なんで私と話したいって思ってくれたの…?
いつもみたいに深い意味なんてないの?
なんて視線を遊木くんに送るけど
彼が何を考えてるのかはさっぱりだった。
「……」
「教室だと三島あんまり話してくれないじゃん」
「えっ……そんなことは…」
……あるかもしれない。
なんか、無駄に周りの目を気にしちゃうし。
お互い友達と一緒にいることが多いしね。
「……私、皆みたいに面白い話できないけど」
「え〜? 三島って特技“漫談”じゃなかった?」
「なっ、いつそんなこと言った!? なわけないでしょ!」
「あはは」
「〜〜もう…!」
悪戯っぽく笑う遊木くんを見ると、怒る気がしゅーんとしぼんでいく。
……猫みたいなこの笑顔が可愛すぎるんだ。
この満足そうな遊木くんに、まんまと私まで喜んでしまう。
「面白い話なんて求めてないよ。
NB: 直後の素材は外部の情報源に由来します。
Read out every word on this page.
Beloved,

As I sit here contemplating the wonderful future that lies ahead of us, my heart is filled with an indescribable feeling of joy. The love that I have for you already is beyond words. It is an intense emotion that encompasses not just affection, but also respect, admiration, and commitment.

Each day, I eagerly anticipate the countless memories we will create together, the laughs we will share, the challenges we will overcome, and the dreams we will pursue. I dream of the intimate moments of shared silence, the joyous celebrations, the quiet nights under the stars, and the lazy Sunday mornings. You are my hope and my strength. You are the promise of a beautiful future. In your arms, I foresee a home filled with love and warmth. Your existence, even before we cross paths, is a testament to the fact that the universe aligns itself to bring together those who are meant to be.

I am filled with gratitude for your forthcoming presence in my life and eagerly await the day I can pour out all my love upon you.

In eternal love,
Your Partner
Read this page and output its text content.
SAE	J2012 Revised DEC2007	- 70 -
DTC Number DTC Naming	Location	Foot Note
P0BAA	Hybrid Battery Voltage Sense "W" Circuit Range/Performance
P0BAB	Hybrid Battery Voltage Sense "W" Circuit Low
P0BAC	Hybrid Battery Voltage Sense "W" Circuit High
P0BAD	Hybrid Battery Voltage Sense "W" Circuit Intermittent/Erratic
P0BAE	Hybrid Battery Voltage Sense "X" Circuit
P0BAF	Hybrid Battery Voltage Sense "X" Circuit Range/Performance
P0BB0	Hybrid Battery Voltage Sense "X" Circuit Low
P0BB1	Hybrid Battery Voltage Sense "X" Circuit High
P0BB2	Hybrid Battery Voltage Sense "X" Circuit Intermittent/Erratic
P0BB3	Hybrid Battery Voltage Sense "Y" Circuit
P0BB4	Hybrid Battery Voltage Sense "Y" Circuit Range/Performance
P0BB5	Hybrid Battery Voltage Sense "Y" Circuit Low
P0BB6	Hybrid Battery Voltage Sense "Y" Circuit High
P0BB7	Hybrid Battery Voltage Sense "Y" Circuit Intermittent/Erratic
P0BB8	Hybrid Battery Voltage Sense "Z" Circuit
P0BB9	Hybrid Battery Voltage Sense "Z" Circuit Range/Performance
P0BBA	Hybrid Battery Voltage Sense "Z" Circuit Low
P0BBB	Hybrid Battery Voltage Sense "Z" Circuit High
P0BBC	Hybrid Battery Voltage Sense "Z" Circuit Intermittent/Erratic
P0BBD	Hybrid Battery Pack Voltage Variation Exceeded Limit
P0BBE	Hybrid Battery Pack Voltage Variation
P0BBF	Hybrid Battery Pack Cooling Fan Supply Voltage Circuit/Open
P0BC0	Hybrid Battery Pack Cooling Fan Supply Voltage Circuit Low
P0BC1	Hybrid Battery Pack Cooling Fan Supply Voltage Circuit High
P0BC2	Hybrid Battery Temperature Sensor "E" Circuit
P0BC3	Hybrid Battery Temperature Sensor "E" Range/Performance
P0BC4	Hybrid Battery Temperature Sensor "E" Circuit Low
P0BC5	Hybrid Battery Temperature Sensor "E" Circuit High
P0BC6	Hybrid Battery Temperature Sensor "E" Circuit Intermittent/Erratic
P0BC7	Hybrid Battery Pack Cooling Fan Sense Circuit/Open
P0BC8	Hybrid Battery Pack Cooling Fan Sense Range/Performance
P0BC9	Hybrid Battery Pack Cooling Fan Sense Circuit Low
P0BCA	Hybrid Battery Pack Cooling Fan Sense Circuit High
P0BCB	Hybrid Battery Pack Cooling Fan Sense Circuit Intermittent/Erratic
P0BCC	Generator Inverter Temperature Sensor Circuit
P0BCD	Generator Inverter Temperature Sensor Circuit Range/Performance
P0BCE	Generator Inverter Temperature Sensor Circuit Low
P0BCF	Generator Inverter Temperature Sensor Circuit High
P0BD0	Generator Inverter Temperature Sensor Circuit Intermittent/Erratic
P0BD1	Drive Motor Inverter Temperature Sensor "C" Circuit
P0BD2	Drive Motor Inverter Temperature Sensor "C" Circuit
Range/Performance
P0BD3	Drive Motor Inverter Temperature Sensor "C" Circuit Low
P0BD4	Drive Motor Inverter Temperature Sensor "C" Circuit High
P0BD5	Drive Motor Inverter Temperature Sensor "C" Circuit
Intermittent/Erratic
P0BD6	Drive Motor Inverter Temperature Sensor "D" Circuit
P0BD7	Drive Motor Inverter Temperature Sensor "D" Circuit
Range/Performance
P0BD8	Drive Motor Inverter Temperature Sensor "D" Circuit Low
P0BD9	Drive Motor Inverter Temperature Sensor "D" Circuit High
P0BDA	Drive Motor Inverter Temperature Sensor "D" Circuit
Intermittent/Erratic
三島と話してるだけで面白いもん」
「……え」
「あと、表情もくるくる変わって面白い」
ラテを飲みながら、簡単にそんなことを言っちゃう。
……やばい、にやける。
なんで遊木くんにそう言ってもらえると、こんなにも嬉しいんだろう。
本人は至って平然としてるのに。
…人の気も知らないで!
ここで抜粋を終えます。